Anne-Laure Sellier in Chronovisor (Film at Lincoln Center)

For its part, if there is a debut at the festival that immediately feels like the arrival of an auteur (or, in this case, auteurs) from whom bigger things might be expected, it would be the unusual minimalist science-fiction piece Chronovisor. Considering that ND/NF once hosted the early works of directors like Christopher Nolan and Denis Villeneuve, it wouldn’t be surprising if the duo Kevin Walker and Jack Auen were to become future promises for Hollywood. Whether or not that proves to be the case, the New York–based American directors have crafted a singular conspiracy thriller that functions as a labyrinthine game, combining cinema, academic research, and literature in a way—and with a patience—that has not been explored before in a film that also includes acknowledgments to Jorge Luis Borges and Umberto Eco.
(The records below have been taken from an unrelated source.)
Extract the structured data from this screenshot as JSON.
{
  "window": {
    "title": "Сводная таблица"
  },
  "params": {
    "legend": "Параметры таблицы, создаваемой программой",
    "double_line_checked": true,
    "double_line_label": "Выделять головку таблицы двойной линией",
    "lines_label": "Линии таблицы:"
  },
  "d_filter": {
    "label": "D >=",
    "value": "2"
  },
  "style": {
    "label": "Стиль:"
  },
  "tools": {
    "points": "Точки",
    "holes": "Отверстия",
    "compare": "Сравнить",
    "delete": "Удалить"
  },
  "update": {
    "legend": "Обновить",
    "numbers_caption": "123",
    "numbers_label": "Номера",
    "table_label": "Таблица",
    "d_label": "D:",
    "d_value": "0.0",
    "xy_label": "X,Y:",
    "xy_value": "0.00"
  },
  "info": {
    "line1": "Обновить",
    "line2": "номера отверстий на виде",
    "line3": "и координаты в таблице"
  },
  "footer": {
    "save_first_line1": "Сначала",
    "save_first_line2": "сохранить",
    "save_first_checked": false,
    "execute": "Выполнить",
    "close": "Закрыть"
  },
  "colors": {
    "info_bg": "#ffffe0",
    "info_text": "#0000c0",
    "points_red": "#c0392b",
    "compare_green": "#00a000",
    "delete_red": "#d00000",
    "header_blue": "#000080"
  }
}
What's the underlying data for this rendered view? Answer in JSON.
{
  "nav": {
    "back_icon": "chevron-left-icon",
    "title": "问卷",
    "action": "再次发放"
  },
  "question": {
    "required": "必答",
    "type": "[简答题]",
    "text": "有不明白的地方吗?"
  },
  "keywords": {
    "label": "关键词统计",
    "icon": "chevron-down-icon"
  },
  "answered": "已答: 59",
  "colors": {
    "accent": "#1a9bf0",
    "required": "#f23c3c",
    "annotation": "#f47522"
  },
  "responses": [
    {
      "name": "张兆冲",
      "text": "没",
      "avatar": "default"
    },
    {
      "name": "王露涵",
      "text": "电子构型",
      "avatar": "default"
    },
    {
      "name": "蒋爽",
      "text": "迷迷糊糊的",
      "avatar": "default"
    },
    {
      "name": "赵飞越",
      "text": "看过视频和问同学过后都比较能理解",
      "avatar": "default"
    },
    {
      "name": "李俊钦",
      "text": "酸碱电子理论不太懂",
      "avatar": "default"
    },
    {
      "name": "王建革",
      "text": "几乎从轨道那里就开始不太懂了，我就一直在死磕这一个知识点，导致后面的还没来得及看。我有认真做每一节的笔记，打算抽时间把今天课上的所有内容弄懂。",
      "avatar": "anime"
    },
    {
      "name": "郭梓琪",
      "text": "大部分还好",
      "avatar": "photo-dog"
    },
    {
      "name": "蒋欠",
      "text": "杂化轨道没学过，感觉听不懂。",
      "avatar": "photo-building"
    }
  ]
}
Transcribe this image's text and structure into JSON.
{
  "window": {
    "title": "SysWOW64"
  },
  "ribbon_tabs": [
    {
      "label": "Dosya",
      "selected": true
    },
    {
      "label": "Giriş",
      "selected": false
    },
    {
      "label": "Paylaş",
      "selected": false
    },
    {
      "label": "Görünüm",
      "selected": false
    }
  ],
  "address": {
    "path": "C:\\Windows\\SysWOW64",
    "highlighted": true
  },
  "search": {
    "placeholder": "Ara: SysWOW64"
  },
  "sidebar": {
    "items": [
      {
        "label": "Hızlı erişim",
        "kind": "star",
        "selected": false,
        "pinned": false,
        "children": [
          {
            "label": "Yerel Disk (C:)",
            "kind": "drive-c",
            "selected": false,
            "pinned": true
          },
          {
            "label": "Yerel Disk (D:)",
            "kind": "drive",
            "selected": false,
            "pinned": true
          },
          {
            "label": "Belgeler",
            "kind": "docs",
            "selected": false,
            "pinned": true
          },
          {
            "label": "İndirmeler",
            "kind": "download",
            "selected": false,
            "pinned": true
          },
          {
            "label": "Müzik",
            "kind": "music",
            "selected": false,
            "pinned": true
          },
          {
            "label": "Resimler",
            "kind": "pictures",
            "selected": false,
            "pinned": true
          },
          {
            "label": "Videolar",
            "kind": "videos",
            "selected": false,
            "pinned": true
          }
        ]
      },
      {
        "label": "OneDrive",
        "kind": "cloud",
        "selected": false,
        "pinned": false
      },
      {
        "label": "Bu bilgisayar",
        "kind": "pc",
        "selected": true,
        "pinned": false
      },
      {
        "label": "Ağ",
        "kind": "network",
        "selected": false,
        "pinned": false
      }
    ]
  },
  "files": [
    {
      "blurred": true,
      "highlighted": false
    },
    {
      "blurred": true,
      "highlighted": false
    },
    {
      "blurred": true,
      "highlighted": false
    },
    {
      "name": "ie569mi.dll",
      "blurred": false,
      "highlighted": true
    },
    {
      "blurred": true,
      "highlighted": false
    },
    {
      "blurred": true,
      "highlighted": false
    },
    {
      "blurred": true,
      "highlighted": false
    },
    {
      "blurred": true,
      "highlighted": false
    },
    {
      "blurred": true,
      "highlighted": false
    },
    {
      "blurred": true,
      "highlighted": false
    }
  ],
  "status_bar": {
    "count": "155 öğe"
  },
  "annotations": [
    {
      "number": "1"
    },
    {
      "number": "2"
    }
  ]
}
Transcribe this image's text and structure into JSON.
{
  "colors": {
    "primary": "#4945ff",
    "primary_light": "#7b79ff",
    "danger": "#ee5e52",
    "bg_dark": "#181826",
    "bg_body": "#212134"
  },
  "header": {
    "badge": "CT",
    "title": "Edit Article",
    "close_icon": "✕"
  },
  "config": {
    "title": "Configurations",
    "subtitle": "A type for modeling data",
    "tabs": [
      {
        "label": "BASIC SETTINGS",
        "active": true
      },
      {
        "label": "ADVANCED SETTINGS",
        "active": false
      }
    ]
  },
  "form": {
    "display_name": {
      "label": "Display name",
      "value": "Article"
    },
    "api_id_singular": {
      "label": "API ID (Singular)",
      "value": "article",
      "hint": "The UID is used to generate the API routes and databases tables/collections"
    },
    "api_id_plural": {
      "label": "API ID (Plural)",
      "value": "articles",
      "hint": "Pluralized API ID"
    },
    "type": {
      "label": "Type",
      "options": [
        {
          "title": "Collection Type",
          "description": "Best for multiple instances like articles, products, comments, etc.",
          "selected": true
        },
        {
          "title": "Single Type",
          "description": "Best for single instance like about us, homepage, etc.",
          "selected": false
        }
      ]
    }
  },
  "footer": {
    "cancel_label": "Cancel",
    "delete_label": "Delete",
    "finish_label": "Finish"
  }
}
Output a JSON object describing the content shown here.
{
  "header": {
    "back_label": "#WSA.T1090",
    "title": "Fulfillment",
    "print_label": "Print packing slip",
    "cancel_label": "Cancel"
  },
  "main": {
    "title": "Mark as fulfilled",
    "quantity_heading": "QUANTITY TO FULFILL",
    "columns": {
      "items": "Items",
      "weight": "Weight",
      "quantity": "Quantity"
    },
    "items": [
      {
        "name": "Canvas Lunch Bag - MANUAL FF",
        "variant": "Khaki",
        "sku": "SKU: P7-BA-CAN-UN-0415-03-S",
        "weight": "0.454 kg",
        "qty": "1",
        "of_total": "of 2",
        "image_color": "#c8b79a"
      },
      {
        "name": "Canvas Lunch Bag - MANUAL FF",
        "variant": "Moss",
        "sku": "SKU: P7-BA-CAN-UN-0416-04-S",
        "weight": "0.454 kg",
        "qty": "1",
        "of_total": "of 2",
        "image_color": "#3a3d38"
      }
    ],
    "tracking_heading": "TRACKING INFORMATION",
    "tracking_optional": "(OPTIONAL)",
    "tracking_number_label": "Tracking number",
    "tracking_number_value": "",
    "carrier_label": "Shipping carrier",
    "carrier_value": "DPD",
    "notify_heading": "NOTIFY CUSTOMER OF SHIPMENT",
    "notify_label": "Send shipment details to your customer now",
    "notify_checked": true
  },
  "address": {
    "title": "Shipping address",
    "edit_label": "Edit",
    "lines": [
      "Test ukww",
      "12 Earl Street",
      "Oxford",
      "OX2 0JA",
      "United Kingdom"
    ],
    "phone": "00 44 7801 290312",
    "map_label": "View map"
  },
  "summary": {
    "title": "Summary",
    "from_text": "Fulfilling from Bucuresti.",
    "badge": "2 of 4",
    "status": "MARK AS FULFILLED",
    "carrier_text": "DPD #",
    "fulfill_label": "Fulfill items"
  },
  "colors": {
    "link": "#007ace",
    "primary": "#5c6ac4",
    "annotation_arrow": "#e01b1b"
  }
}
Only academics can truly understand and share what the thrill of research means, beyond how productive or disappointing the results may be. For them, there is now a film that captures that quiet adrenaline and roller coaster of emotions invested in intellectual pursuits, finally allowing the world to understand how exciting a life in the “ivory tower” can be.

Chronovisor is the name of a device that, according to its noted creators—the Benedictine monk Father Pellegrino Ernetti, physicist Enrico Fermi, and aerospace engineer Wernher von Braun—was capable of transmitting images and sounds from the past through a sort of television, including the crucifixion of Christ. (As unbelievable as it may sound, this is based on real figures and statements.) Although the evidence presented was considered forgery and the whole thing was widely disputed, the idea persists that the Vatican may have been involved in suppressing any information about it. In any case, Walker and Auen explore the possibility that there might be truth behind this curious historical footnote by closely following a Columbia scholar (acting debut of real-life professor Anne-Laure Sellier) obsessed with the amount of archival material surrounding the device.

Chronovisor mainly unfolds within the enclosed spaces of libraries and studies, as books, newspaper articles, and manuscripts are underlined onscreen to the rhythm of the enveloping music of Gustav Holst, as if, for a moment, the familiar forms of silent cinema were revived to gently reinvigorate genres like science fiction and the thriller. In any case, the viewer is rewarded with a revelation and a trippy visual sequence that aspires to the heights of 2001: A Space Odyssey without collapsing under the weight of its own ambitions. Not to be missed, this special film builds a bridge between what is old and what can be new in cinema in a revelatory way.